Selon les estimations, il y a 10 millions de Roms en Europe, dont 86 % vivent en dessous du seuil de pauvreté. Et c’est la minorité ethnique qui grandit le plus vite sur le continent. Les moyens extrêmes utilisés par la France ne sont que l’exemple le plus visible de l’augmentation actuelle des mesures anti-Roms dans toute l’Europe. Il sera intéressant de voir quelles conséquences l’action de l’UE contre Sarkozy aura en France. D’après les sondages, 56 % des Français approuvent leur président [et désapprouvent le lancement par la Commission européenne d’une procédure judiciaire à l’encontre de Paris, selon un sondage du Figaro ; d’après un autre sondage du Parisien, ils seraient en revanche 56 % à juger que la Commission européenne est dans son rôle quand elle critique la France]. 



Toutefois, une humiliation devant un tribunal à Bruxelles aurait peut-être plus de mal à passer. Malgré son protectionnisme culturel affiché, la France s’est toujours enorgueillie d’être au cœur de l’Europe. Il y a deux ans, Berlusconi [le président du Conseil italien] avait été forcé de revenir sur sa décision de relever les empreintes digitales et de photographier tous les immigrés roms en Italie, après une levée de boucliers générale. Nul doute qu’il observera maintenant avec intérêt ce que fait Bruxelles. [Il a de fait plusieurs fois affirmé son soutien à Nicolas Sarkozy sur ce dossier.] 

C’est pourquoi le face-à-face entre la commissaire à la Justice et le gouvernement français est si important.

Si Sarkozy n’est pas sanctionné pour ces expulsions, d’autres gouvernements de droite en déduiront que la persécution des Roms est une mesure rentable électoralement parlant, et qui ne leur coûte rien. Mme Reding devrait agir vite et fort si elle veut que sa volte-face ait le moindre impact, et les autres gouvernements européens, y compris le Royaume-Uni, doivent la soutenir sans réserve.

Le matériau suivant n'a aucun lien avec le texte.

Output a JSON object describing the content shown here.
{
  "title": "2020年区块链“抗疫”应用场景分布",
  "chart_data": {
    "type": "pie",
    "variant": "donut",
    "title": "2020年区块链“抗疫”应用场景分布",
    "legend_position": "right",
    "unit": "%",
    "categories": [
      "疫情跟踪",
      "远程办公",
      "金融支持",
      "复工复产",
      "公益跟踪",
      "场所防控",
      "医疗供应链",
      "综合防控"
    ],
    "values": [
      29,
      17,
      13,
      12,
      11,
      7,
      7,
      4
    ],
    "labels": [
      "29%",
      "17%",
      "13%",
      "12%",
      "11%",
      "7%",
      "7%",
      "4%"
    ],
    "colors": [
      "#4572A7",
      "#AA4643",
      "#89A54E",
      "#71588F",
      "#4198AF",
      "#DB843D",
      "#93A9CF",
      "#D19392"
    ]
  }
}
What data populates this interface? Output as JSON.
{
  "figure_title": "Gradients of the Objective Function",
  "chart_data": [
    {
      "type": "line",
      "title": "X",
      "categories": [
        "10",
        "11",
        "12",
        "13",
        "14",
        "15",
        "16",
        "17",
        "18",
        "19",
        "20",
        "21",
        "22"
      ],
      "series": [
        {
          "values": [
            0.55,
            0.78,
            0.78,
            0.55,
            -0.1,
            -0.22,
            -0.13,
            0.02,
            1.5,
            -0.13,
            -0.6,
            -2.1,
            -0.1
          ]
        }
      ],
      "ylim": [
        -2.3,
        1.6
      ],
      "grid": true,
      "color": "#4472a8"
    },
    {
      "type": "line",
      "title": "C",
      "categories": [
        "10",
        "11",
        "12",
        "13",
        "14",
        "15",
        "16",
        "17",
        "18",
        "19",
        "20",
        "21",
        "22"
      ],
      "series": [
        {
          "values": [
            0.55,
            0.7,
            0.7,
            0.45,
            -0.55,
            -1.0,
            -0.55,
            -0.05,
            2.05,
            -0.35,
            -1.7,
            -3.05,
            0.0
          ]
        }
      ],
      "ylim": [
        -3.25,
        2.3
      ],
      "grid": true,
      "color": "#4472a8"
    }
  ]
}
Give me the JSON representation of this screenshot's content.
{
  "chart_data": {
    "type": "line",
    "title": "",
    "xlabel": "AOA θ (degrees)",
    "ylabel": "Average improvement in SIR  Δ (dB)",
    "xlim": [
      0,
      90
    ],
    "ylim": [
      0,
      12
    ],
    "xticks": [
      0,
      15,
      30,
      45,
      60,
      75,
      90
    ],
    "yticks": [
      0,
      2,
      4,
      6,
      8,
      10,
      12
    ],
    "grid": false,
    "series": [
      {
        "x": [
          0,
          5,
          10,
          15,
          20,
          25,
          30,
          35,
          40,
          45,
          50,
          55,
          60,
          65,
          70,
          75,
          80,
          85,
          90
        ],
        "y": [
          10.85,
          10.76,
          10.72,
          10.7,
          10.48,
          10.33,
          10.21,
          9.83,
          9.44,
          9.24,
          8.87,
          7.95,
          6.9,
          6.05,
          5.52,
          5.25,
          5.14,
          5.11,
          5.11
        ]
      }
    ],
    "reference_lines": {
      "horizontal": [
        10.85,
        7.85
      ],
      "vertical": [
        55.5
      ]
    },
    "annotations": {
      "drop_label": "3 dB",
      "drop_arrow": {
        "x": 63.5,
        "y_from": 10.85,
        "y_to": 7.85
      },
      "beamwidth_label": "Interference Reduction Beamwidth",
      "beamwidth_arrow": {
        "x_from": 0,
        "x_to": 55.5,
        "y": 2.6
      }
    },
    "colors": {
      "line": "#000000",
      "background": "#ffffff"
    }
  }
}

*Née en 1963, Louise Doughty est une romancière, journaliste et dramaturge britannique. Elle collabore notamment avec la BBC et le Daily Telegraph. Dotée de lointaines origines roms par l’un de ses arrière-grands-pères, elle a consacré deux de ses romans à l’histoire de ce peuple : Fires in the Dark et Stone Cradle (2003 et 2006, inédits en français).